Thanks for the welcome everyone!

@Piggywaspushed I agree that even if the right-wing American censors did manage to read MC, the satire would go over their heads. I was getting carried away there!

@inaptonym I agree with what you say about Mary. When it comes to literary interpretation, I'm very much a 'both/and' person rather than an 'either/or' person. A good friend of mine (a historian and archivist) used to have as her motto, 'It's always more complicated', and I think about that a lot.

Thanks too for the insights into birth and death... and rebirth. The Mercy storyline is compelling and chilling in equal measure.

@FuzzyCaoraDhubh very true about the name Eden. Another example of Dickens being madly unsubtle in his anti-American satire! It's a pretty ghastly unmasking of the American dream.

And good point about how it was actually Martin witnessing how much Mark was loved that pushed him to the realisation of his own selfishness. So his character 'rebirth' is more psychologically nuanced than I originally gave Dickens credit for.

BadSpellaSpellaSpella · 10/01/2025 13:19

I also did like the American sections, commentary from Dickens did get abit acidic at times but was also surprised to read opinions on Slavery.

I fell like the ending is going to be very rushed with all the lose ends that need tying up

FuzzyCaoraDhubh · 10/01/2025 13:38

So long as we have met all the characters by now 😅

Piggywaspushed · 10/01/2025 16:43

Don't tempt fate!!

OP posts:
FuzzyCaoraDhubh · 10/01/2025 17:01

Ha ha 😂

Piggywaspushed · 31/01/2025 16:29

Just a bump and reminder for tomorrow. Not sure I have any deep insights but am blaming fuzzy for the appearance of one , maybe even two, new characters!

OP posts:
inaptonym · 31/01/2025 16:58

4/5 through, he's upped the pace hasn't he? More Pinches and pies than expected.

FuzzyCaoraDhubh · 31/01/2025 17:29

Piggywaspushed · 31/01/2025 16:29

Just a bump and reminder for tomorrow. Not sure I have any deep insights but am blaming fuzzy for the appearance of one , maybe even two, new characters!

Oops Piggy 😄You did warn me not to say anything!
I'll have to look over the chapters again and whizz through them tonight. All I can remember is that Tom Pinch has started to stand on his own two feet and become his own person.

FuzzyCaoraDhubh · 31/01/2025 23:07

Yoho!
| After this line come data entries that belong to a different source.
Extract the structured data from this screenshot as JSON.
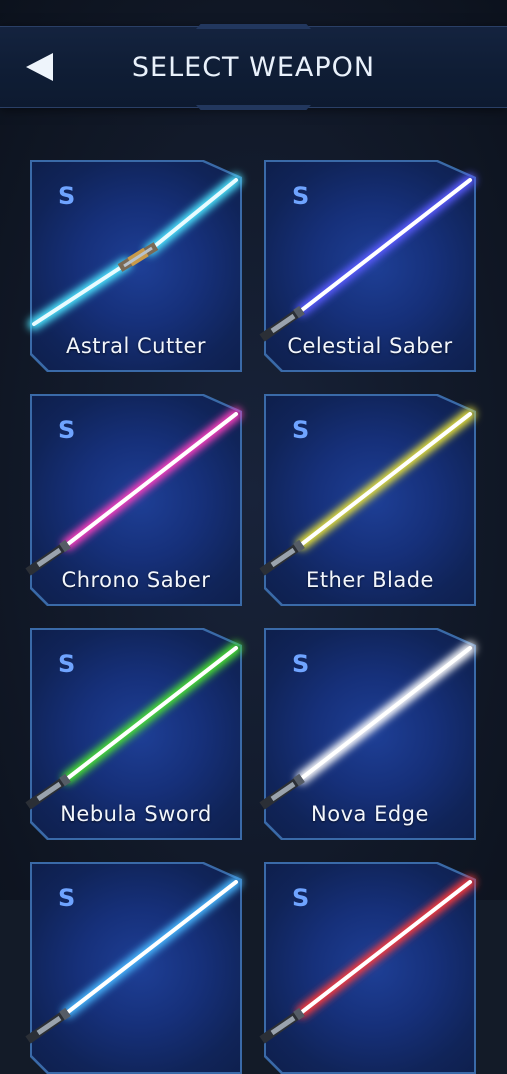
{
  "header": {
    "title": "SELECT WEAPON",
    "back_icon": "back-arrow-icon"
  },
  "weapons": [
    {
      "name": "Astral Cutter",
      "rank": "S",
      "color": "#4ee6ff",
      "double": true
    },
    {
      "name": "Celestial Saber",
      "rank": "S",
      "color": "#5b5cff",
      "double": false
    },
    {
      "name": "Chrono Saber",
      "rank": "S",
      "color": "#ff3fbf",
      "double": false
    },
    {
      "name": "Ether Blade",
      "rank": "S",
      "color": "#e8e33a",
      "double": false
    },
    {
      "name": "Nebula Sword",
      "rank": "S",
      "color": "#4be632",
      "double": false
    },
    {
      "name": "Nova Edge",
      "rank": "S",
      "color": "#ffffff",
      "double": false
    },
    {
      "name": "",
      "rank": "S",
      "color": "#4ab8ff",
      "double": false
    },
    {
      "name": "",
      "rank": "S",
      "color": "#ff3a3a",
      "double": false
    }
  ]
}
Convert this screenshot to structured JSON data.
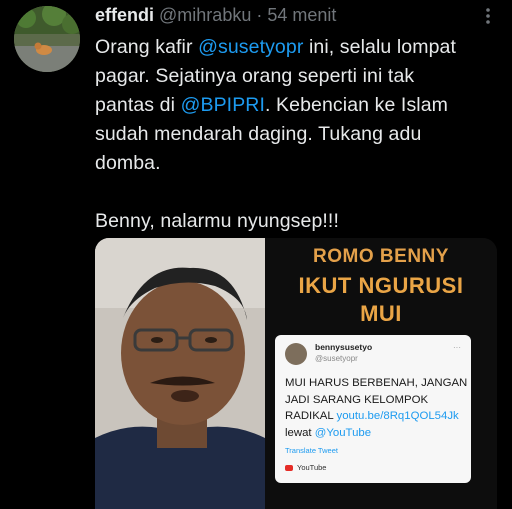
{
  "tweet": {
    "display_name": "effendi",
    "handle": "@mihrabku",
    "separator": "·",
    "time": "54 menit",
    "lines": [
      [
        {
          "t": "Orang kafir "
        },
        {
          "t": "@susetyopr",
          "link": true
        },
        {
          "t": " ini, selalu lompat"
        }
      ],
      [
        {
          "t": "pagar. Sejatinya orang seperti ini tak"
        }
      ],
      [
        {
          "t": "pantas di "
        },
        {
          "t": "@BPIPRI",
          "link": true
        },
        {
          "t": ". Kebencian ke Islam"
        }
      ],
      [
        {
          "t": "sudah mendarah daging. Tukang adu"
        }
      ],
      [
        {
          "t": "domba."
        }
      ],
      [],
      [
        {
          "t": "Benny, nalarmu nyungsep!!!"
        }
      ]
    ]
  },
  "media": {
    "headline": [
      "ROMO BENNY",
      "IKUT NGURUSI",
      "MUI"
    ],
    "embedded": {
      "name": "bennysusetyo",
      "handle": "@susetyopr",
      "lines": [
        [
          {
            "t": "MUI HARUS BERBENAH, JANGAN"
          }
        ],
        [
          {
            "t": "JADI SARANG KELOMPOK"
          }
        ],
        [
          {
            "t": "RADIKAL "
          },
          {
            "t": "youtu.be/8Rq1QOL54Jk",
            "link": true
          }
        ],
        [
          {
            "t": "lewat "
          },
          {
            "t": "@YouTube",
            "link": true
          }
        ]
      ],
      "translate": "Translate Tweet",
      "source": "YouTube"
    }
  },
  "colors": {
    "link": "#1d9bf0",
    "headline": "#e6a84b",
    "background": "#000000",
    "text": "#e7e9ea"
  }
}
I have read these chapters again and I still don't know what is going on!

Piggywaspushed · 01/02/2025 08:00

Well ,we have a peck of Pinches , a pinch of Pecksniffs , an old Pecksniff employee, new shadowy and reticent figures, a boat no one gets on, cloaks and attempted disguise, an unknown and unseen possible benefactor and lots of Chuzzlewit, Jonas but no Chuzzlewit, Martin.

What's not to understand ? Grin

OP posts:
FuzzyCaoraDhubh · 01/02/2025 09:05

What is clear, Piggy, is that you get a star for your review of this section! ⭐️

FuzzyCaoraDhubh · 01/02/2025 09:37

I really liked the humour in this section particularly relating to Tom Pinch and his distrust of the locals in London. I think it helped that it was funny even if it is quite baffling and we still don't know what the big picture is.